# Problem 6 (30 Points)

During the lecture you worked with pipelines in SciKit-Learn to perform feature transformation before classification/regression using a pipeline. In this problem, you will look at another scaling method in a 2D regression context.

*You are welcome to use any of the code provided in the lecture activities.*

#### Summary of deliverables:
Sklearn Models (no scaling): Print Train and Test MSE
- Linear Regression (input degree 8 features)
- SVR, C = 1000
- KNN, K = 4
- Random Forest, 100 estimators of max depth 10  

Sklearn Pipeline (scaling + model): Print Train and Test MSE
- Linear Regression (input degree 8 features)
- SVR, C = 1000
- KNN, K = 4
- Random Forest, 100 estimators of max depth 10  

Plots
- 1x5 subplot showing model predictions on unscaled features, next to ground truth
- 1x5 subplot showing pipeline predictions with features scaled, next to ground truth

Questions
- Respond to the prompts at the end

In [None]:
import numpy as np
import matplotlib.pyplot as plt


from sklearn.linear_model import LinearRegression
from sklearn.svm import SVR
from sklearn.ensemble import RandomForestRegressor
from sklearn.neighbors import KNeighborsRegressor
from sklearn.preprocessing import PolynomialFeatures, QuantileTransformer
from sklearn.pipeline import Pipeline
from sklearn.metrics import mean_squared_error
from sklearn.model_selection import train_test_split

def plot(X, y, title=""):
    plt.scatter(X[:,0],X[:,1],c=y,cmap="jet")
    plt.colorbar(orientation="horizontal")
    plt.xlabel("$x_1$")
    plt.ylabel("$x_2$")
    plt.title(title)

## Load the data

Complete the loading process below by inputting the path to the data file "w6-p1-data.npy"

Training data is in `X_train` and `y_train`.
Testing data is in `X_test` and `y_test`.

In [None]:
# YOUR CODE GOES HERE
# Define path
data = np.load(path)
X, y = data[:,:2], data[:,2]
X_train, X_test, y_train, y_test = train_test_split(X, y, train_size=int(0.8*len(y)),random_state=0)

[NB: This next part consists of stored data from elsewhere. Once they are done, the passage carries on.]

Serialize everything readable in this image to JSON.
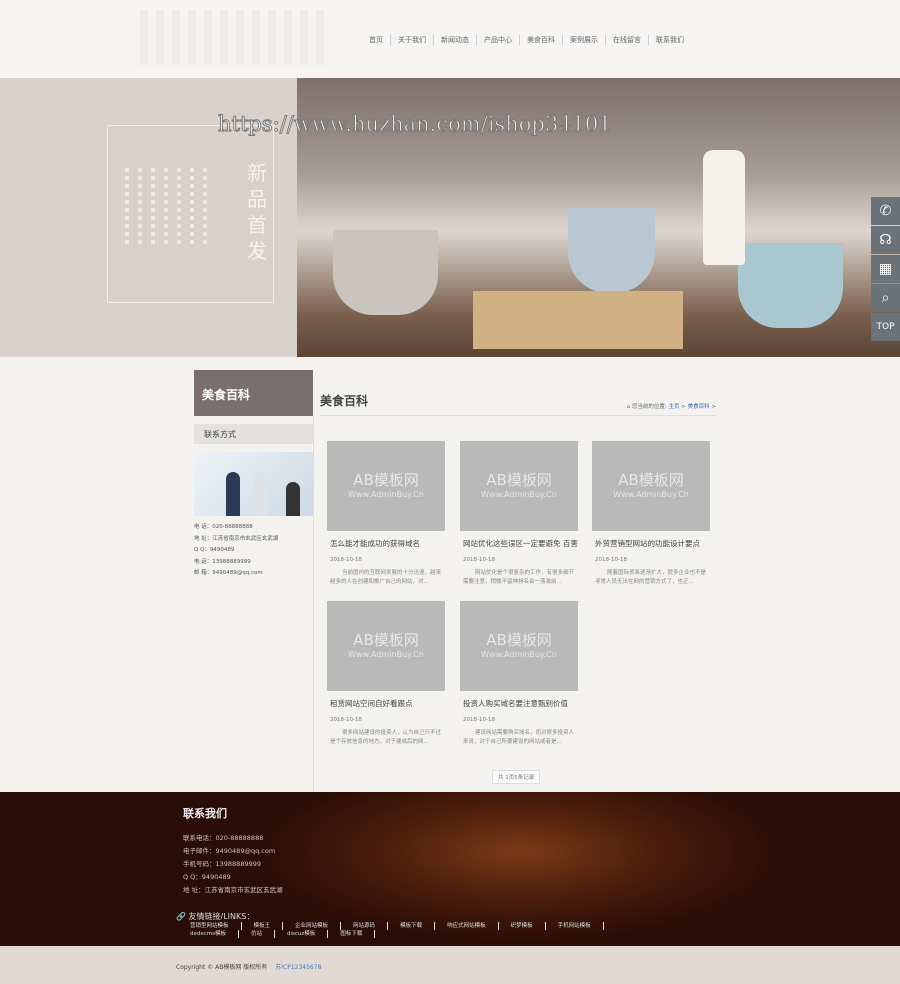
{
  "nav": [
    "首页",
    "关于我们",
    "新闻动态",
    "产品中心",
    "美食百科",
    "案例展示",
    "在线留言",
    "联系我们"
  ],
  "banner": {
    "title": "新品首发",
    "watermark": "https://www.huzhan.com/ishop34101"
  },
  "side_tools": [
    {
      "icon": "phone-icon",
      "glyph": "✆"
    },
    {
      "icon": "support-icon",
      "glyph": "☊"
    },
    {
      "icon": "qrcode-icon",
      "glyph": "▦"
    },
    {
      "icon": "search-icon",
      "glyph": "⌕"
    },
    {
      "icon": "top-icon",
      "glyph": "TOP"
    }
  ],
  "sidebar": {
    "title": "美食百科",
    "contact_label": "联系方式",
    "info": [
      "电 话：020-88888888",
      "地 址：江苏省南京市玄武区玄武湖",
      "Q Q：9490489",
      "电 话：13988889999",
      "邮 箱：9490489@qq.com"
    ]
  },
  "main": {
    "title": "美食百科",
    "breadcrumb": {
      "prefix": "您当前的位置:",
      "home": "主页",
      "current": "美食百科",
      "sep": ">"
    },
    "placeholder": {
      "line1": "AB模板网",
      "line2": "Www.AdminBuy.Cn"
    },
    "articles": [
      {
        "title": "怎么能才能成功的获得域名",
        "date": "2018-10-18",
        "summary": "当前国内的互联网发展的十分迅速，越来越多的人在创建和推广自己的网站，对..."
      },
      {
        "title": "网站优化这些误区一定要避免 百害",
        "date": "2018-10-18",
        "summary": "网站优化是个很复杂的工作，有很多细节需要注意，稍微不留神排名会一落激前..."
      },
      {
        "title": "外贸营销型网站的功能设计要点",
        "date": "2018-10-18",
        "summary": "随着国际贸易逐渐扩大，很多企业也不是寻常人员无法在网的营销方式了，也正..."
      },
      {
        "title": "租赁网站空间自好看跟点",
        "date": "2018-10-18",
        "summary": "很多网站建设的投资人，认为自己只不过是个存放信息的地方，对于建成后的网..."
      },
      {
        "title": "投资人购买域名要注意甄别价值",
        "date": "2018-10-18",
        "summary": "建设网站需要购买域名，而对很多投资人来说，对于自己所要建设的网站或者是..."
      }
    ],
    "pager": "共 1页5条记录"
  },
  "footer": {
    "title": "联系我们",
    "info": [
      "联系电话：020-88888888",
      "电子邮件：9490489@qq.com",
      "手机号码：13988889999",
      "Q Q：9490489",
      "地 址：江苏省南京市玄武区玄武湖"
    ],
    "links_title": "友情链接/LINKS：",
    "links": [
      [
        "营销型网站模板",
        "模板王",
        "企业网站模板",
        "网站源码",
        "模板下载",
        "响应式网站模板",
        "织梦模板",
        "手机网站模板"
      ],
      [
        "dedecms模板",
        "仿站",
        "discuz模板",
        "图标下载"
      ]
    ]
  },
  "bottom": {
    "copyright": "Copyright © AB模板网 版权所有",
    "icp": "苏ICP12345678"
  }
}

plt.figure(figsize=(10,5))
plt.subplot(1,2,1)
plot(X_train, y_train, "Training data")
plt.subplot(1,2,2)
plot(X_test, y_test, "Testing data")
plt.show()

## Models (no input scaling)
Fit 4 models to the training data:
- `LinearRegression()`. This should be a pipeline whose first step is `PolynomialFeatures()` with degree 7.
- `SVR()` with C = 1000 and "rbf" kernel
- `KNeighborsRegressor()` using 4 nearest neighbors
- `RandomForestRegressor()` with 100 estimators of max depth 10

Print the Train and Test MSE for each

In [None]:
model_names = ["LSR", "SVR", "KNN", "RF"]

# YOUR CODE GOES HERE

## Visualizing the predictions
Plot the predictions of each method on the testing data in a 1x5 subplot structure, with the ground truth values as the leftmost subplot.

In [None]:
plt.figure(figsize=(21,4))
plt.subplot(1,5,1)
plot(X_test, y_test, "GT Testing")

# YOUR CODE GOES HERE

plt.show()

## Quantile Scaling

A `QuantileTransformer()` can transform the input data in a way that attempts to match a given distribution (uniform distribution by default).  
- Create a quantile scaler with `n_quantiles = 800`.
- Then, create a pipeline for each of the 4 types of models used earlier
- Fit each pipeline to the training data, and again print the train and test MSE

In [None]:
pipeline_names = ["LSR, scaled", "SVR, scaled", "KNN, scaled", "RF, scaled"]

# YOUR CODE GOES HERE

## Visualization with scaled input
As before, plot the predictions of each *scaled* method on the testing data in a 1x5 subplot structure, with the ground truth values as the leftmost subplot.  

This time, for each plot, show the scaled data points instead of the original data. You can do this by calling `.transform()` on your quantile scaler. The scaled points should appear to follow a uniform distribution.

In [None]:
# YOUR CODE GOES HERE

## Questions

1. Without transforming the input data, which model performed the best on test data? What about after scaling?  


2. For each method, say whether scaling the input improved or worsened, how extreme the change was, and why you think this is.